Lorsque la convention ou l'accord qui a été mis en cause n'a pas été remplacé par une nouvelle convention ou un nouvel accord dans le délai fixé au premier alinéa du présent article, les salariés des entreprises concernées bénéficient d'une garantie de rémunération dont le montant annuel, pour une durée de travail équivalente à celle prévue par leur contrat de travail, ne peut être inférieur à la rémunération versée, en application de la convention ou de l'accord mis en cause, lors des douze derniers mois. Cette garantie de rémunération s'entend au sens de l'article L. 242-1 du code de la sécurité sociale, à l'exception de la première phrase du deuxième alinéa du même article L. 242-1.
Cette garantie de rémunération peut être assurée par le versement d'une indemnité différentielle entre le montant de la rémunération qui était dû au salarié en vertu de la convention ou de l'accord mis en cause et de son contrat de travail et le montant de la rémunération du salarié résultant de la nouvelle convention ou du nouvel accord, s'il existe, et de son contrat de travail.

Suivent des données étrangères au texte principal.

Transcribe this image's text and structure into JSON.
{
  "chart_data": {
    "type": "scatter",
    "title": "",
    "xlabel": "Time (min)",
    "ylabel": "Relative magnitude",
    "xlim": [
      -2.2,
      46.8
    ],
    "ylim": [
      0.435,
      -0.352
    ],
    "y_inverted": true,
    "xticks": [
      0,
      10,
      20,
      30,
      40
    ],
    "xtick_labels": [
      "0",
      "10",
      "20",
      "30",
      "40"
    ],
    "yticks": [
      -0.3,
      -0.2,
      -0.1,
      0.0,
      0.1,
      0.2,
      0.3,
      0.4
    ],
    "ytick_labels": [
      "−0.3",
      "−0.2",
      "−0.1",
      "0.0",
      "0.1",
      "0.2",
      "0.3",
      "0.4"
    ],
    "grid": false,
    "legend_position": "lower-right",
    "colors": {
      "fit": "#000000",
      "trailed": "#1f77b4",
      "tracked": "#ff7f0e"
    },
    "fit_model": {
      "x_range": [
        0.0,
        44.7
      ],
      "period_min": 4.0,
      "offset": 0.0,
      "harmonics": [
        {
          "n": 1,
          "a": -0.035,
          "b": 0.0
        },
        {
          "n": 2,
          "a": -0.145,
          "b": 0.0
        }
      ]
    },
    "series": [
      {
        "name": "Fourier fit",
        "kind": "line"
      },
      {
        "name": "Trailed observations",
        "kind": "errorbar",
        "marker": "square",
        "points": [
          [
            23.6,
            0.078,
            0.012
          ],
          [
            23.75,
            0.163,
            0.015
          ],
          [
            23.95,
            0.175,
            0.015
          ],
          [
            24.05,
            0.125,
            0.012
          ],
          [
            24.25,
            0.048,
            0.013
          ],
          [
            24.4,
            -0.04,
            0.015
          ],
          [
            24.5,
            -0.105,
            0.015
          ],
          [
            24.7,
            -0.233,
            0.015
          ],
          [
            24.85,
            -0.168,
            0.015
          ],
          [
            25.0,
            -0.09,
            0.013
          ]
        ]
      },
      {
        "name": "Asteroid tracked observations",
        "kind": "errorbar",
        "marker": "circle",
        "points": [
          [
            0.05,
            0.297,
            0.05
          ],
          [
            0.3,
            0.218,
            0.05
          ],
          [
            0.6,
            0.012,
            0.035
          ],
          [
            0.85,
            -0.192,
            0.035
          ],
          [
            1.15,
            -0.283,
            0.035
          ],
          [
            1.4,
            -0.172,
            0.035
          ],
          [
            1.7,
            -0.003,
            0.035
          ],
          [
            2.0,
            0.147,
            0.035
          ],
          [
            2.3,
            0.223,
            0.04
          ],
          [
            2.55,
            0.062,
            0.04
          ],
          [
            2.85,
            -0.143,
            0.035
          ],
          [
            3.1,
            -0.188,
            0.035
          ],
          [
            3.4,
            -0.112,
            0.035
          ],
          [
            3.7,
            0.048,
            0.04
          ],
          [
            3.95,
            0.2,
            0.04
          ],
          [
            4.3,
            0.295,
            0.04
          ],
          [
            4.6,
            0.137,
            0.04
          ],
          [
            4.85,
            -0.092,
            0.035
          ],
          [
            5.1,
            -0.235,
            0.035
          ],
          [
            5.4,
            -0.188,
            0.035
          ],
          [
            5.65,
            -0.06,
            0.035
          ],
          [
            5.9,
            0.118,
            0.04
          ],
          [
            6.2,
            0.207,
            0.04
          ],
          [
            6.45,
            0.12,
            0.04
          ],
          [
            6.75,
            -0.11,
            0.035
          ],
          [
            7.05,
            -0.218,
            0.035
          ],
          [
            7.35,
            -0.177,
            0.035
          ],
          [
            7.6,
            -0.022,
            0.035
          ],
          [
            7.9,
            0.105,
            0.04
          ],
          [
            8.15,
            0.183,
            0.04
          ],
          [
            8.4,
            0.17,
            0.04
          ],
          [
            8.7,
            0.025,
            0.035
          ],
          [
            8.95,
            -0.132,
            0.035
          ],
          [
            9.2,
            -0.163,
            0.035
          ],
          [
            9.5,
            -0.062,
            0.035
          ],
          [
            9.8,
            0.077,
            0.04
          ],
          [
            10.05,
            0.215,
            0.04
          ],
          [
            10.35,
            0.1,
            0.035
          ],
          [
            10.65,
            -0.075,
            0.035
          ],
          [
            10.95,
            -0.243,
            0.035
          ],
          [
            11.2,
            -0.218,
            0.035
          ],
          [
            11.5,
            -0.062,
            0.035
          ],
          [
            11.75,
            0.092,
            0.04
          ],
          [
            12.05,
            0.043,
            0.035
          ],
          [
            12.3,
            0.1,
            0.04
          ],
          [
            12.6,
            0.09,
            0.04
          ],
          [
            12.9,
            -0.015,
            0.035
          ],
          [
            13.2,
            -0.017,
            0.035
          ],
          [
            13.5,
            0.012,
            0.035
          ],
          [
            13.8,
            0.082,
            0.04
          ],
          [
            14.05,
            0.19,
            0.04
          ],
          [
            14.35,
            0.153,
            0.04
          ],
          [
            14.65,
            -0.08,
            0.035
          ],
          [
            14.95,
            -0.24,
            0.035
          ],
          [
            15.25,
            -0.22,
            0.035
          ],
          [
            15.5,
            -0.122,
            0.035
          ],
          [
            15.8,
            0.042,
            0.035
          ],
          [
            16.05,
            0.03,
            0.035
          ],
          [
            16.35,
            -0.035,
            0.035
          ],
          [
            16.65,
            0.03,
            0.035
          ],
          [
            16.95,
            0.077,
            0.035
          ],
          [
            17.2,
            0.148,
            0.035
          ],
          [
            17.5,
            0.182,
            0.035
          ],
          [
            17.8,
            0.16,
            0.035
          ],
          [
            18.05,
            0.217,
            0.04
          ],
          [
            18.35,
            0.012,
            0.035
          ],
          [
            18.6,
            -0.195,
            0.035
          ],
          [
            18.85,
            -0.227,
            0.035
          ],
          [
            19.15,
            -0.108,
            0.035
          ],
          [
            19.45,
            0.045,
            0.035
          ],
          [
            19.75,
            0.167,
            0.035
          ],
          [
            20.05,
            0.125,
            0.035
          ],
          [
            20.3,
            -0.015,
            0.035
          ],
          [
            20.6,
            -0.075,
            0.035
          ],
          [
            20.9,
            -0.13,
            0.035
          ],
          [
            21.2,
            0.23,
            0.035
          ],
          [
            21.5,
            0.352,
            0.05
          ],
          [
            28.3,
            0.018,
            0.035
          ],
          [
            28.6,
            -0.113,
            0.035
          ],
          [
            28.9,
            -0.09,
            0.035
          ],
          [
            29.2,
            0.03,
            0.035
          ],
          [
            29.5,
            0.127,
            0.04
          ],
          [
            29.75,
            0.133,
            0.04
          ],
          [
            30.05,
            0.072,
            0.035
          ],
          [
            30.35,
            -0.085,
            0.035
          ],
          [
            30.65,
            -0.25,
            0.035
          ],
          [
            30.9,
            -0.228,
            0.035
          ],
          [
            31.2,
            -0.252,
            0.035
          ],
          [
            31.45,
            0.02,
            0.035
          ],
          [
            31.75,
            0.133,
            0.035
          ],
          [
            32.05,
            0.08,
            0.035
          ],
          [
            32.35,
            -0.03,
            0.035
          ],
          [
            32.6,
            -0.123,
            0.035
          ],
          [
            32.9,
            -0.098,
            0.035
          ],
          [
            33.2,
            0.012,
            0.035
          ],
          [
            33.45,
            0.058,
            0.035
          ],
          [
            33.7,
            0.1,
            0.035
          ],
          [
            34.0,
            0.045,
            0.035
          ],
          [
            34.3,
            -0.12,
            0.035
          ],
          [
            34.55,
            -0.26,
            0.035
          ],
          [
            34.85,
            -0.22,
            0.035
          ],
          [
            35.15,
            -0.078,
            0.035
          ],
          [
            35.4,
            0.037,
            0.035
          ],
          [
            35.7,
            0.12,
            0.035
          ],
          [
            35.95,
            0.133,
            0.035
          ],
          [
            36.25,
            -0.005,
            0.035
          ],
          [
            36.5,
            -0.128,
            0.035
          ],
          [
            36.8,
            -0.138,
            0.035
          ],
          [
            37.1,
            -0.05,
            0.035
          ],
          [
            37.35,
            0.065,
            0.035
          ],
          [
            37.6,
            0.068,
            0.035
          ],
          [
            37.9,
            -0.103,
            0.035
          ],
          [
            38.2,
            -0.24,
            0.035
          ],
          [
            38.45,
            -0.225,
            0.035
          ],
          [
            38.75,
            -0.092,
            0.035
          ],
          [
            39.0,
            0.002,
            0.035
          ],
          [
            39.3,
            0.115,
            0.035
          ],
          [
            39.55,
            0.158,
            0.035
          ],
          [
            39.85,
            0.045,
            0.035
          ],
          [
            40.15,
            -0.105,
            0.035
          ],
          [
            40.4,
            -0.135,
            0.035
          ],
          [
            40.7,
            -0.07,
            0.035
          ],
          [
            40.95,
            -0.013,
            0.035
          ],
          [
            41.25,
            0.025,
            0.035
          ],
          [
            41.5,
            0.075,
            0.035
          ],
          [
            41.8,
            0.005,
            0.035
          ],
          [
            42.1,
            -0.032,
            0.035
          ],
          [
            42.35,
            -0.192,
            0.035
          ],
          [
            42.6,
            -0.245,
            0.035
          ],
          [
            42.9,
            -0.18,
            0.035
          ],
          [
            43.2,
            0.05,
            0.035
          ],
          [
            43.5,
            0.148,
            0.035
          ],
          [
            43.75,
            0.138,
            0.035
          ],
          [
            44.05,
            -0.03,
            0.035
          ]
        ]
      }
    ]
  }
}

Lorsque la mise en cause concerne une convention ou un accord à durée déterminée, le deuxième alinéa du présent article :
1° S'applique jusqu'au terme qui aurait été celui de la convention ou de l'accord en l'absence de mise en cause si ce terme est postérieur à la date à laquelle la convention ou l'accord mis en cause cesse de produire ses effets en application du premier alinéa ;
2° Ne s'applique pas si ce terme est antérieur à la date à laquelle cette convention ou cet accord cesse de produire ses effets en application du premier alinéa.
Une nouvelle négociation doit s'engager dans l'entreprise concernée, à la demande d'une des parties intéressées, dans les trois mois suivant la mise en cause, soit pour l'adaptation aux dispositions conventionnelles nouvellement applicables, soit pour l'élaboration de nouvelles stipulations. »
Précisons enfin que l’employeur a l’obligation d’informer ses salariés de son projet de vendre dans les délais prévus par la loi en fonction de la représentation de l’entreprise et du nombre de salarié.
Cette obligation s’impose à l’employeur sous peine de sanctions pécuniaires.